Enhancing the position of women in research and innovation was defined as a priority in EU policies during the 1990s. On this basis, the EU has developed policies to encourage women to engage in science and technology education, promoting the equal participation of women and men in the evaluation committees, research programs and guaranteeing equal access to European funding sources. More recently, the European Commission sought to widen the scope of research through the funding of the program “Gendered Innovations”, which focuses on innovations produced when gender analysis is integrated into the research priorities of knowledge fields where gender prejudices are dominant.

According to Unesco’s report on women in science in Greece, while more women are enrolling in university, relatively few pursue careers in research. There are many leaks in the pipeline – from stereotypes encountered by girls to the family-caring responsibilities to biases women may face when choosing a career.Women researchers tend to work in the academic and government sectors while men dominate the private research sector, which offers better salaries and opportunities.As in most countries, Greek women focus on the social sciences and remain under-represented in engineering and technology.

The gendered construction of research and innovation in Greece constitutes the core subject of a book titled “Gender, Research and Innovation in Greece”, which is based on a field research conducted between September 2013 and February 2015, within the framework of the ELISTOKAINO research project.
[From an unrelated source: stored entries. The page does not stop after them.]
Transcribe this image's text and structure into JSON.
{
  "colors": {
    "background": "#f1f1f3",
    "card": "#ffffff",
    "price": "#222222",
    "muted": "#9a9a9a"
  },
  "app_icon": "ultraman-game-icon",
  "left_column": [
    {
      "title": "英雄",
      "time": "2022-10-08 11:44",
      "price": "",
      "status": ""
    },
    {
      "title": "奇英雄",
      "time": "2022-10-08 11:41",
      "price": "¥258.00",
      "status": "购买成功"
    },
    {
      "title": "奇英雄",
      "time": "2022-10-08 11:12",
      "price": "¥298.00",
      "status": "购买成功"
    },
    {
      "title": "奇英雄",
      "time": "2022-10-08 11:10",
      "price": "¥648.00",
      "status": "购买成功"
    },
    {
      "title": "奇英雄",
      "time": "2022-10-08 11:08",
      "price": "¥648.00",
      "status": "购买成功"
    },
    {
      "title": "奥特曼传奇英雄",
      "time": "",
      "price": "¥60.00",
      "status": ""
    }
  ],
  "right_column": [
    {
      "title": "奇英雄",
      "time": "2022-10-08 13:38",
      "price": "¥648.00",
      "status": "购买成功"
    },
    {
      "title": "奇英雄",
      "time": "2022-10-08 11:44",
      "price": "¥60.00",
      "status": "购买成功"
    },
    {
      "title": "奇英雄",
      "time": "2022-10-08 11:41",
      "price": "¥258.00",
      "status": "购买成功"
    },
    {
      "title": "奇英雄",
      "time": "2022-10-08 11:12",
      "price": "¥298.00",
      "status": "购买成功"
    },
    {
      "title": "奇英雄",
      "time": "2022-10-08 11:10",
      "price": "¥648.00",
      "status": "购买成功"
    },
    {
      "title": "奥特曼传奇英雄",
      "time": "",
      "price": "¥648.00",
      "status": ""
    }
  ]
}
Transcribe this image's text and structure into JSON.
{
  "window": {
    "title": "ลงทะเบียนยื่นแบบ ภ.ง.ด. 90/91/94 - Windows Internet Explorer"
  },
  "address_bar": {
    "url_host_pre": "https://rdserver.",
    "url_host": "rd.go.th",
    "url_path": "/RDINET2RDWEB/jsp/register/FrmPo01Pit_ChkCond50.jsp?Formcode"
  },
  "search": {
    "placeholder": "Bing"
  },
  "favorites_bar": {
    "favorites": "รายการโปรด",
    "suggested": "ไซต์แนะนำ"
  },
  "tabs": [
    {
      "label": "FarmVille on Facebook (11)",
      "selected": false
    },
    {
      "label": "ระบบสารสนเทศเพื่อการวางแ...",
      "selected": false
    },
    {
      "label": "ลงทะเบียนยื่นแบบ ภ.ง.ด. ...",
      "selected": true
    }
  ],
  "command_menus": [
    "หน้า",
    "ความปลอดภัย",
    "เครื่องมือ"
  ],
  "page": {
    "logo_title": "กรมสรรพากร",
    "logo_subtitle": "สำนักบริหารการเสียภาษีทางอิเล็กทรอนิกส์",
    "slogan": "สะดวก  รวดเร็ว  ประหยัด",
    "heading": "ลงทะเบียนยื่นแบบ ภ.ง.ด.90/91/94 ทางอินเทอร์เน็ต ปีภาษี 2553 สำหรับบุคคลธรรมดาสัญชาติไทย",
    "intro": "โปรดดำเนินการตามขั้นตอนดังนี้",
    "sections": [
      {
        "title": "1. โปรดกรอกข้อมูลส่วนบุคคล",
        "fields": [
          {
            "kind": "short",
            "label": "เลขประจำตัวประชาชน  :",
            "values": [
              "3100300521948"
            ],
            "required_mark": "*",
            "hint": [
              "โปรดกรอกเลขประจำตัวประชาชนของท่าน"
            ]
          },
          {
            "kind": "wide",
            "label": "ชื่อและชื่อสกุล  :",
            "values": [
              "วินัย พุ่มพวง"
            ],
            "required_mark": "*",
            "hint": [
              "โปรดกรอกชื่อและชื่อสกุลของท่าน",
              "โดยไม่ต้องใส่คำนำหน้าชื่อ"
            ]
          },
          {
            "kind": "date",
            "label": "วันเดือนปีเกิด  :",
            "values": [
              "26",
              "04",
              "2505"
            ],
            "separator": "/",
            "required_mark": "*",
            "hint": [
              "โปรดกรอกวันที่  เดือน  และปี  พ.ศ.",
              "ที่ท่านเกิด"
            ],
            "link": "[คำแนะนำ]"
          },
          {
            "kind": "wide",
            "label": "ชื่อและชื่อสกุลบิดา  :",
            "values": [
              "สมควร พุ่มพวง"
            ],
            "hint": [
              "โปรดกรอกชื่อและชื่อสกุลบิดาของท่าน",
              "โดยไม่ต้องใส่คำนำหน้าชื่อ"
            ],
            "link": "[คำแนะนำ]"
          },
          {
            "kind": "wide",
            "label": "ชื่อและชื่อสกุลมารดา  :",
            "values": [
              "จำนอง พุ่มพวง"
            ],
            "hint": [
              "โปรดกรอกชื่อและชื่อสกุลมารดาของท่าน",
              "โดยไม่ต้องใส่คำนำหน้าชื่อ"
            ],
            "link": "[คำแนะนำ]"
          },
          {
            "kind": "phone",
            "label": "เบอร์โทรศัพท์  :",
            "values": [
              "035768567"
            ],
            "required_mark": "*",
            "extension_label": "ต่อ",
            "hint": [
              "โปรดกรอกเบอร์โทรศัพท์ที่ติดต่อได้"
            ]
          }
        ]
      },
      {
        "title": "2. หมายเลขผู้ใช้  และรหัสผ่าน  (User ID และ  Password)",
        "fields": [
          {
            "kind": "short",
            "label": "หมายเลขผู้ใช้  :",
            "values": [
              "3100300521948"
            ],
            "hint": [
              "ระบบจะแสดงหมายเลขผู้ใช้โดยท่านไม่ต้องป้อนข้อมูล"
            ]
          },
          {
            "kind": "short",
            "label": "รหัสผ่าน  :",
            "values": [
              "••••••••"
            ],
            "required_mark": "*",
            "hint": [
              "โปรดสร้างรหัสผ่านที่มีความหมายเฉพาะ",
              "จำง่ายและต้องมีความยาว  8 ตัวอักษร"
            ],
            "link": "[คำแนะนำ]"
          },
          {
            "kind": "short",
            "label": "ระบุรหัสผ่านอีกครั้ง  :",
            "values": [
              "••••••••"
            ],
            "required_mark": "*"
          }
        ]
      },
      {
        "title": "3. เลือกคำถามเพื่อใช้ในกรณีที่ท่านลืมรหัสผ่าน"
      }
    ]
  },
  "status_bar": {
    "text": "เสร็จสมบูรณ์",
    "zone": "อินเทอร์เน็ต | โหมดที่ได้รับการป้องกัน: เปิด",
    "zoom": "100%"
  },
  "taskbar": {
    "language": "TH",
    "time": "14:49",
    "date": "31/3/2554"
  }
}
Research focused on the factors determining the formation of gender relations in the field of scientific research in Greece and the gendered innovations generated by the integration of gender approaches to science.

The book suggests that the production of scientific knowledge in Greece is determined by, and then reproduces, gender binaries and hierarchies, while it reinforces gender inequalities in research institutions – including the limited representation of women in research and teaching, the presence of vertical and horizontal segregation, as well as the lack of policy measures and action plans for the promotion of gender equality in universities and research institutes. Although the adoption of Article 57 of Law 3653/2008 “Institutional framework for research and technology and other provisions” determined by gender the rate of participation of scientists in staffing national institutions and committees of research and technology, there has been no significant progress in its implementation, while no appeals or complaints against its non-implementation were recorded.
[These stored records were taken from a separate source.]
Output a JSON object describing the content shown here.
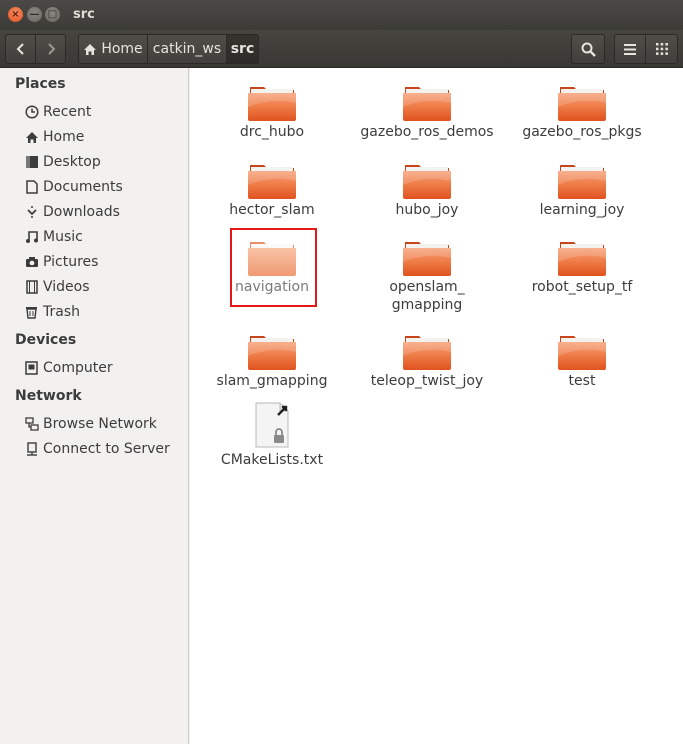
{
  "window": {
    "title": "src"
  },
  "titlebar": {
    "close": "×",
    "minimize": "—",
    "maximize": "□"
  },
  "breadcrumb": {
    "home": "Home",
    "catkin": "catkin_ws",
    "current": "src"
  },
  "sidebar": {
    "places_heading": "Places",
    "places": [
      {
        "label": "Recent",
        "icon": "clock-icon"
      },
      {
        "label": "Home",
        "icon": "home-icon"
      },
      {
        "label": "Desktop",
        "icon": "desktop-icon"
      },
      {
        "label": "Documents",
        "icon": "document-icon"
      },
      {
        "label": "Downloads",
        "icon": "download-icon"
      },
      {
        "label": "Music",
        "icon": "music-icon"
      },
      {
        "label": "Pictures",
        "icon": "camera-icon"
      },
      {
        "label": "Videos",
        "icon": "film-icon"
      },
      {
        "label": "Trash",
        "icon": "trash-icon"
      }
    ],
    "devices_heading": "Devices",
    "devices": [
      {
        "label": "Computer",
        "icon": "computer-icon"
      }
    ],
    "network_heading": "Network",
    "network": [
      {
        "label": "Browse Network",
        "icon": "network-icon"
      },
      {
        "label": "Connect to Server",
        "icon": "server-icon"
      }
    ]
  },
  "files": [
    {
      "label": "drc_hubo",
      "type": "folder"
    },
    {
      "label": "gazebo_ros_demos",
      "type": "folder"
    },
    {
      "label": "gazebo_ros_pkgs",
      "type": "folder"
    },
    {
      "label": "hector_slam",
      "type": "folder"
    },
    {
      "label": "hubo_joy",
      "type": "folder"
    },
    {
      "label": "learning_joy",
      "type": "folder"
    },
    {
      "label": "navigation",
      "type": "folder",
      "selected": true
    },
    {
      "label": "openslam_",
      "label2": "gmapping",
      "type": "folder"
    },
    {
      "label": "robot_setup_tf",
      "type": "folder"
    },
    {
      "label": "slam_gmapping",
      "type": "folder"
    },
    {
      "label": "teleop_twist_joy",
      "type": "folder"
    },
    {
      "label": "test",
      "type": "folder"
    },
    {
      "label": "CMakeLists.txt",
      "type": "file"
    }
  ],
  "colors": {
    "folder_top": "#f6a27a",
    "folder_bottom": "#e2531e",
    "highlight": "#e4181b"
  }
}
Before the 1990s, women researchers faced apparent gender discrimination, emanating from their non-acceptance by the male-dominated scientific communities and from the grave difficulties they faced in order to reconcile their work and family life. Since then, the growing number of women participating in the research sector has led initially to the improvement of working relations and conditions. The recent proliferation of precarious forms of employment, however, has new forms of gender discrimination associated with the imposition of a temporary, casual and disenfranchised labour regime to mostly younger researchers. As a result, intense intergenerational differences have emerged with the Greek research community and thus the strengthening of the labour rights of precarious researchers, especially in relation to gender, has become a critical issue.

The reconciliation of personal, family and professional life for women researchers working in Greece poses a complex problem that is associated with the shortcomings of public infrastructures and services and the demanding caring responsibilities allocated to women on the basis of dominant masculine and feminine standards. For precarious (and usually younger) female researchers, the choice of having a family implies their marginalization within the research sector, at least in relation to competitive positions, which are associated with high productivity rates and long working hours.
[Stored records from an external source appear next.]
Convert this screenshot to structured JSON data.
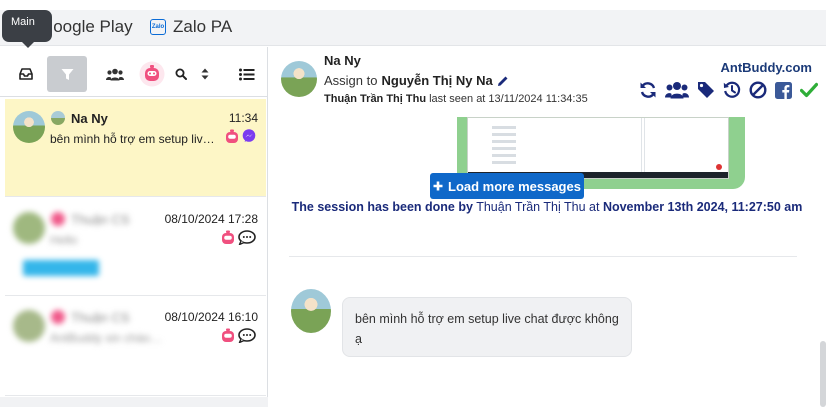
{
  "tooltip": {
    "text": "Main"
  },
  "channels": [
    {
      "label": "Google Play"
    },
    {
      "label": "Zalo PA",
      "logo_text": "Zalo"
    }
  ],
  "colors": {
    "accent": "#0f68c9",
    "active_conversation_bg": "#fdf6c6",
    "session_text": "#1a2a7a",
    "done_check": "#2fae38",
    "facebook": "#3b5998",
    "messenger": "#7b3cf0"
  },
  "conversations": [
    {
      "name": "Na Ny",
      "time": "11:34",
      "preview": "bên mình hỗ trợ em setup live chat được không ạ",
      "channels": [
        "bot-icon",
        "messenger-icon"
      ]
    },
    {
      "name": "Thuận CS",
      "time": "08/10/2024 17:28",
      "preview": "Hello",
      "channels": [
        "bot-icon",
        "chat-bubble-icon"
      ]
    },
    {
      "name": "Thuận CS",
      "time": "08/10/2024 16:10",
      "preview": "AntBuddy xin chào…",
      "channels": [
        "bot-icon",
        "chat-bubble-icon"
      ]
    }
  ],
  "header": {
    "name": "Na Ny",
    "assign_prefix": "Assign to",
    "assignee": "Nguyễn Thị Ny Na",
    "lastseen_agent": "Thuận Trần Thị Thu",
    "lastseen_text": "last seen at 13/11/2024 11:34:35",
    "brand": "AntBuddy.com"
  },
  "actions": [
    "refresh-icon",
    "users-icon",
    "tag-icon",
    "history-icon",
    "block-icon",
    "facebook-icon",
    "check-icon"
  ],
  "load_more": "Load more messages",
  "session": {
    "prefix": "The session has been done by",
    "agent": "Thuận Trần Thị Thu",
    "mid": "at",
    "datetime": "November 13th 2024, 11:27:50 am"
  },
  "message": {
    "text": "bên mình hỗ trợ em setup live chat được không ạ"
  }
}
Regarding gender innovations, huge disparities between the Greek case and other European countries are observed. Most women researchers are not even familiar with this terminology, although it has been integrated in European policies on research and innovation, especially in the Horizon 2020 framework programme.


The book concludes that the prospect of development of appropriate structures for the integration of gender equality is a critical objective for all research institutions. Gender mainstreaming should be implemented in ways that ensure the mitigation of intergenerational inequalities based on gender and employment status. Challenging gender hierarchies within the research and innovation sector will undoubtedly give greater impetus to women and men researchers to work and cooperate under better and more equitable conditions.